Bref, Pékin, grande métropole moderne, partage avec beaucoup d’autres villes du monde la fatigue de ces années difficiles et l’incertitude d’une génération qui peine à vivre. J’ai été frappé par le fait que certaines urgences sociales et existentielles n’ont pas de frontières, et dépassent même les systèmes politiques et leurs idéologies. Les enfants chinois ressemblent davantage à leurs pairs du monde entier qu’à leurs compatriotes plus âgés.

Il y a un dicton bien connu de Confucius auquel je pensais souvent à l’époque : « Un ami qui vient de loin : n’est-ce pas une grande joie ? Il décrit l’émotion de rencontrer des personnes à qui je n’avais même pas pu dire au revoir en juillet 2011 et avec qui il avait alors été difficile de garder le contact, car je craignais d’être sous contrôle après ce qui m’était arrivé.
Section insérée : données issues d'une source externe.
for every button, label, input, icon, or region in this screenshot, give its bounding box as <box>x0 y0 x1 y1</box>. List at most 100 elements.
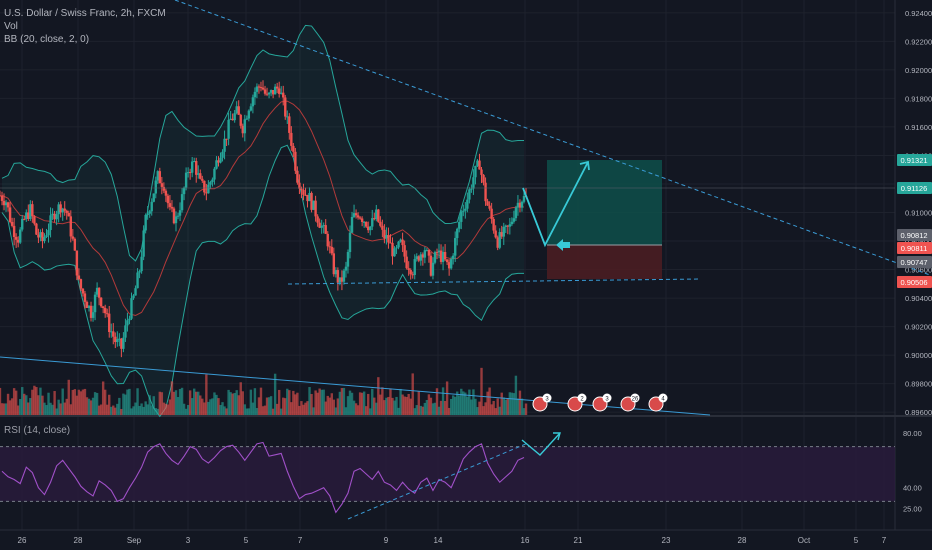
candle-body <box>435 252 439 254</box>
volume-bar <box>110 406 113 415</box>
volume-bar <box>217 398 220 415</box>
volume-bar <box>0 387 2 415</box>
candle-body <box>41 232 44 242</box>
price-tick-label: 0.90600 <box>905 266 932 275</box>
volume-bar <box>261 406 265 415</box>
volume-bar <box>362 391 366 415</box>
price-label-box <box>897 182 932 194</box>
candle-body <box>114 336 117 343</box>
volume-bar <box>209 399 212 415</box>
candle-body <box>221 151 224 158</box>
candle-body <box>356 215 360 218</box>
candle-body <box>280 92 283 94</box>
candle-body <box>193 161 196 163</box>
volume-bar <box>69 404 72 415</box>
volume-bar <box>233 393 236 415</box>
volume-bar <box>225 408 228 415</box>
candle-body <box>508 224 512 227</box>
volume-bar <box>411 373 414 415</box>
candle-body <box>322 225 325 227</box>
volume-bar <box>425 400 429 415</box>
candle-body <box>110 331 113 333</box>
event-count-dot <box>602 393 612 403</box>
volume-bar <box>27 402 30 415</box>
rsi-legend[interactable]: RSI (14, close) <box>4 425 71 436</box>
volume-bar <box>478 401 481 415</box>
volume-bar <box>231 393 234 415</box>
volume-bar <box>134 402 137 415</box>
candle-body <box>318 222 321 228</box>
candle-body <box>245 118 249 120</box>
candle-body <box>61 208 64 213</box>
candle-body <box>326 233 329 247</box>
candle-body <box>180 194 184 211</box>
volume-bar <box>99 404 103 415</box>
volume-bar <box>45 405 48 415</box>
volume-bar <box>320 389 323 415</box>
candle-body <box>310 192 313 210</box>
candle-body <box>122 337 125 349</box>
candle-body <box>10 221 14 226</box>
candle-body <box>31 204 34 217</box>
volume-bar <box>300 401 303 415</box>
candle-body <box>486 201 489 206</box>
volume-bar <box>156 408 159 415</box>
time-tick-label: 16 <box>521 536 530 545</box>
candle-body <box>207 184 210 194</box>
volume-bar <box>180 387 184 415</box>
candle-body <box>205 192 208 194</box>
volume-bar <box>468 389 471 415</box>
candle-body <box>148 211 151 214</box>
candle-body <box>504 225 507 227</box>
candle-body <box>421 254 425 258</box>
candle-body <box>433 252 437 263</box>
volume-bar <box>421 406 425 415</box>
volume-bar <box>197 391 200 415</box>
candle-body <box>405 256 408 269</box>
candle-body <box>6 202 10 208</box>
time-tick-label: 28 <box>738 536 747 545</box>
volume-legend[interactable]: Vol <box>4 21 18 32</box>
support-dashed-line <box>287 278 701 285</box>
candle-body <box>14 236 18 240</box>
candle-body <box>458 221 461 229</box>
candle-body <box>330 246 333 254</box>
volume-bar <box>203 402 206 415</box>
time-tick-label: 9 <box>384 536 389 545</box>
price-tick-label: 0.92200 <box>905 37 932 46</box>
volume-bar <box>71 389 75 415</box>
volume-bar <box>484 402 487 415</box>
event-count-dot <box>577 393 587 403</box>
candle-body <box>108 313 111 332</box>
volume-bar <box>184 408 188 415</box>
candle-body <box>340 277 344 282</box>
volume-bar <box>470 399 473 415</box>
volume-bar <box>138 405 141 415</box>
volume-bar <box>247 408 251 415</box>
volume-bar <box>114 407 117 415</box>
volume-bar <box>441 387 445 415</box>
symbol-legend[interactable]: U.S. Dollar / Swiss Franc, 2h, FXCM <box>4 8 166 19</box>
bollinger-legend[interactable]: BB (20, close, 2, 0) <box>4 34 90 45</box>
volume-bar <box>87 398 91 415</box>
candle-body <box>67 212 70 217</box>
volume-bar <box>132 406 135 415</box>
candle-body <box>328 246 331 248</box>
volume-bar <box>16 405 20 415</box>
candle-body <box>118 338 121 340</box>
volume-bar <box>492 400 495 415</box>
candle-body <box>431 262 435 276</box>
price-tick-label: 0.92400 <box>905 9 932 18</box>
candle-body <box>360 218 364 222</box>
volume-bar <box>464 392 467 415</box>
volume-bar <box>136 388 139 415</box>
candle-body <box>518 202 522 208</box>
volume-bar <box>255 408 259 415</box>
candle-body <box>292 145 295 152</box>
candle-body <box>97 287 101 298</box>
candle-body <box>393 248 396 257</box>
event-count-dot <box>630 393 640 403</box>
candle-body <box>342 270 346 282</box>
candle-body <box>16 239 20 243</box>
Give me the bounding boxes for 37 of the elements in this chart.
J’ai repensé à cette nuit passée à l’aéroport, isolée dans une salle d’attente et après des heures d’éveil, avec le visa annulé, mise dans le premier avion pour Hong Kong. Même si j’ai toujours été traité avec gentillesse, ce fut une expérience plutôt traumatisante : j’étais toujours obligé de faire des choses que je ne voulais pas et j’ai très bien réalisé que c’était la fin précoce d’un projet de vie auquel j’avais consacré tant d’énergie. Et l’espoir.

Un projet qui avait Pékin pour destination. 19 ans après mon arrivée à Taiwan (1991), et après avoir longuement résidé à Hong Kong et Macao, en 2010 je m’étais enfin installé à Pékin. J’avais l’impression d’être exactement là où j’étais censé être. J’avais même calculé que Matteo Ricci, le missionnaire à qui j’avais consacré de nombreuses années d’études et qui est une référence idéale, avait mis les mêmes années – 19 en fait – pour son “ascension” à la capitale de l’empire (Macao 1582 – Pékin 1601). Je venais d’obtenir il y a quelques semaines un visa de travail valable 13 mois et j’étais directeur de recherche dans un centre d’études dans une université de la capitale.
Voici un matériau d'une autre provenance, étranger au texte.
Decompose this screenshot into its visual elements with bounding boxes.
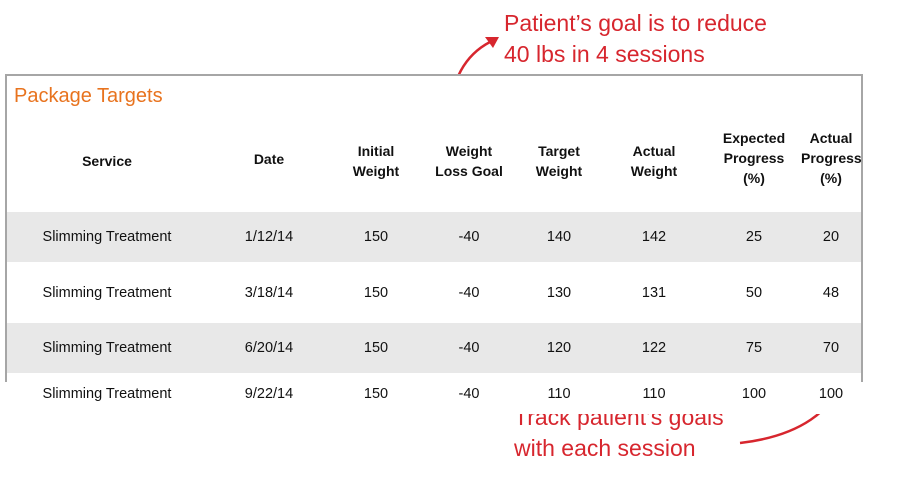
cell-weight-loss-goal: -40 [421,212,517,262]
header-initial-weight: Initial Weight [352,143,400,179]
header-actual-weight: Actual Weight [630,143,678,179]
cell-service: Slimming Treatment [7,373,207,414]
cell-expected-progress: 25 [707,212,801,262]
cell-date: 6/20/14 [207,323,331,373]
cell-target-weight: 120 [517,323,601,373]
cell-initial-weight: 150 [331,373,421,414]
goal-callout-line-2: 40 lbs in 4 sessions [504,41,705,67]
cell-actual-weight: 131 [601,262,707,323]
cell-initial-weight: 150 [331,323,421,373]
cell-expected-progress: 100 [707,373,801,414]
cell-actual-progress: 20 [801,212,861,262]
cell-actual-progress: 100 [801,373,861,414]
table-row: Slimming Treatment 1/12/14 150 -40 140 1… [7,212,861,262]
table-header-row: Service Date Initial Weight Weight Loss Go… [7,76,862,212]
cell-weight-loss-goal: -40 [421,373,517,414]
cell-actual-progress: 70 [801,323,861,373]
cell-date: 3/18/14 [207,262,331,323]
cell-target-weight: 130 [517,262,601,323]
cell-target-weight: 140 [517,212,601,262]
goal-callout-line-1: Patient’s goal is to reduce [504,10,767,36]
goal-callout: Patient’s goal is to reduce 40 lbs in 4 … [504,8,767,70]
cell-actual-weight: 110 [601,373,707,414]
package-targets-table: Service Date Initial Weight Weight Loss Go… [7,76,862,414]
panel-title: Package Targets [14,85,163,107]
cell-initial-weight: 150 [331,212,421,262]
cell-service: Slimming Treatment [7,323,207,373]
table-row: Slimming Treatment 3/18/14 150 -40 130 1… [7,262,861,323]
header-service: Service [82,153,132,169]
cell-actual-progress: 48 [801,262,861,323]
cell-weight-loss-goal: -40 [421,323,517,373]
cell-date: 1/12/14 [207,212,331,262]
cell-expected-progress: 75 [707,323,801,373]
package-targets-panel: Service Date Initial Weight Weight Loss Go… [5,74,863,414]
cell-weight-loss-goal: -40 [421,262,517,323]
cell-initial-weight: 150 [331,262,421,323]
goal-arrowhead [485,37,499,48]
cell-service: Slimming Treatment [7,262,207,323]
cell-service: Slimming Treatment [7,212,207,262]
header-actual-progress: Actual Progress (%) [801,130,862,186]
cell-target-weight: 110 [517,373,601,414]
table-row: Slimming Treatment 9/22/14 150 -40 110 1… [7,373,861,414]
cell-actual-weight: 142 [601,212,707,262]
header-date: Date [253,151,285,167]
cell-expected-progress: 50 [707,262,801,323]
track-callout-line-2: with each session [514,435,696,461]
header-expected-progress: Expected Progress (%) [722,130,786,186]
header-target-weight: Target Weight [535,143,583,179]
table-row: Slimming Treatment 6/20/14 150 -40 120 1… [7,323,861,373]
cell-actual-weight: 122 [601,323,707,373]
header-weight-loss-goal: Weight Loss Goal [435,143,503,179]
cell-date: 9/22/14 [207,373,331,414]
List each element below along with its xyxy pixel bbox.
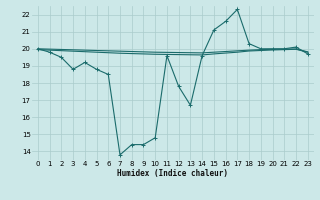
X-axis label: Humidex (Indice chaleur): Humidex (Indice chaleur)	[117, 169, 228, 178]
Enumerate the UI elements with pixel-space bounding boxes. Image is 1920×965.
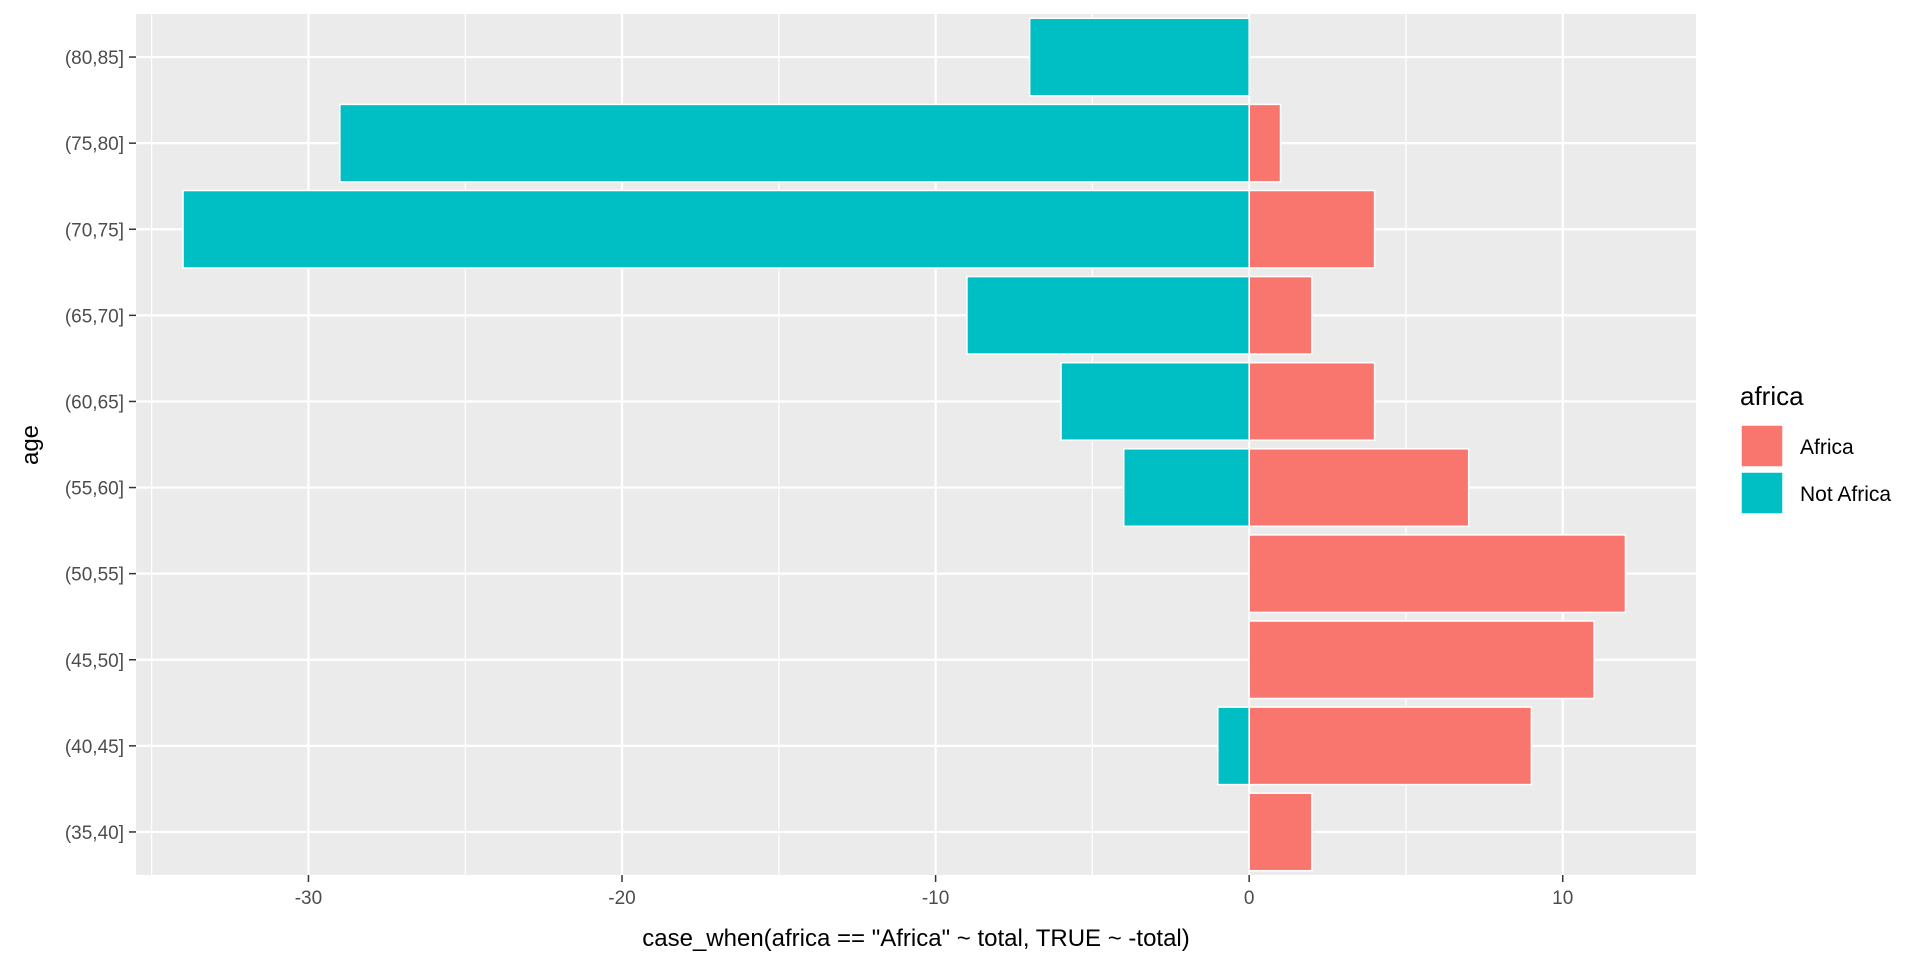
y-tick-label: (55,60] (65, 479, 124, 500)
bar-not-africa-9 (1028, 17, 1250, 97)
bars (182, 17, 1627, 872)
y-tick-label: (65,70] (65, 306, 124, 327)
x-axis-title: case_when(africa == "Africa" ~ total, TR… (642, 925, 1190, 952)
y-tick-label: (75,80] (65, 134, 124, 155)
x-tick-label: 0 (1244, 888, 1255, 909)
legend-items: Africa Not Africa (1740, 424, 1891, 515)
x-tick-label: -30 (295, 888, 322, 909)
bar-africa-4 (1248, 448, 1470, 528)
legend-key-africa (1740, 424, 1784, 468)
x-tick-label: -10 (922, 888, 949, 909)
y-axis-title: age (17, 425, 44, 465)
y-tick-label: (70,75] (65, 220, 124, 241)
bar-africa-6 (1248, 275, 1313, 355)
x-tick-label: -20 (608, 888, 635, 909)
y-tick-label: (35,40] (65, 823, 124, 844)
bar-not-africa-1 (1217, 706, 1250, 786)
bar-africa-7 (1248, 189, 1376, 269)
bar-not-africa-4 (1122, 448, 1250, 528)
bar-not-africa-5 (1060, 361, 1250, 441)
bar-africa-1 (1248, 706, 1533, 786)
x-tick-label: 10 (1552, 888, 1573, 909)
legend-title: africa (1740, 381, 1804, 411)
y-axis: (35,40] (40,45] (45,50] (50,55] (55,60] (60,6… (65, 48, 136, 844)
x-axis: -30 -20 -10 0 10 (295, 875, 1573, 909)
y-tick-label: (45,50] (65, 651, 124, 672)
y-tick-label: (50,55] (65, 565, 124, 586)
bar-africa-8 (1248, 103, 1282, 183)
y-tick-label: (80,85] (65, 48, 124, 69)
bar-not-africa-7 (182, 189, 1250, 269)
y-tick-label: (40,45] (65, 737, 124, 758)
bar-africa-3 (1248, 534, 1627, 614)
legend: africa Africa Not Africa (1740, 381, 1891, 515)
bar-not-africa-8 (339, 103, 1250, 183)
legend-label-africa: Africa (1800, 436, 1854, 459)
bar-africa-0 (1248, 792, 1313, 872)
bar-africa-2 (1248, 620, 1595, 700)
y-tick-label: (60,65] (65, 392, 124, 413)
bar-not-africa-6 (966, 275, 1250, 355)
bar-africa-5 (1248, 361, 1376, 441)
legend-key-not-africa (1740, 471, 1784, 515)
legend-label-not-africa: Not Africa (1800, 483, 1891, 506)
J’ai été rejeté en représailles : le Saint-Siège avait officialisé l’excommunication de certains évêques chinois qui avaient accepté d’être ordonnés illégitimement. Les autorités chinoises ne l’ont pas bien pris et certaines personnes, dont moi, n’ont pas pu retourner en Chine. J’ai des raisons de croire que j’ai été inclus dans la liste pour certains articles que j’avais écrits des années plus tôt sur la politique religieuse. Ce qui a suivi pour moi a été une période d’amertume et un sentiment d’échec, que j’ai surmonté également grâce à six merveilleux mois sabbatiques passés à Jérusalem. Après cinq ans, l’interdiction a été levée et au printemps 2016, j’ai été invité à prendre la parole lors d’une conférence consacrée à Ricci dans la ville de Nanchang, quatrième étape de son ascension à Pékin.

Les supérieurs du PIME m’ont alors appelé en Italie (d’abord à Monza puis à Milan), et je n’ai donc plus pu retourner à Pékin, dernière étape de Ricci, où se trouve encore sa tombe. Et à Pékin – si Dieu le veut – comme Ricci, j’aimerais revenir et rester.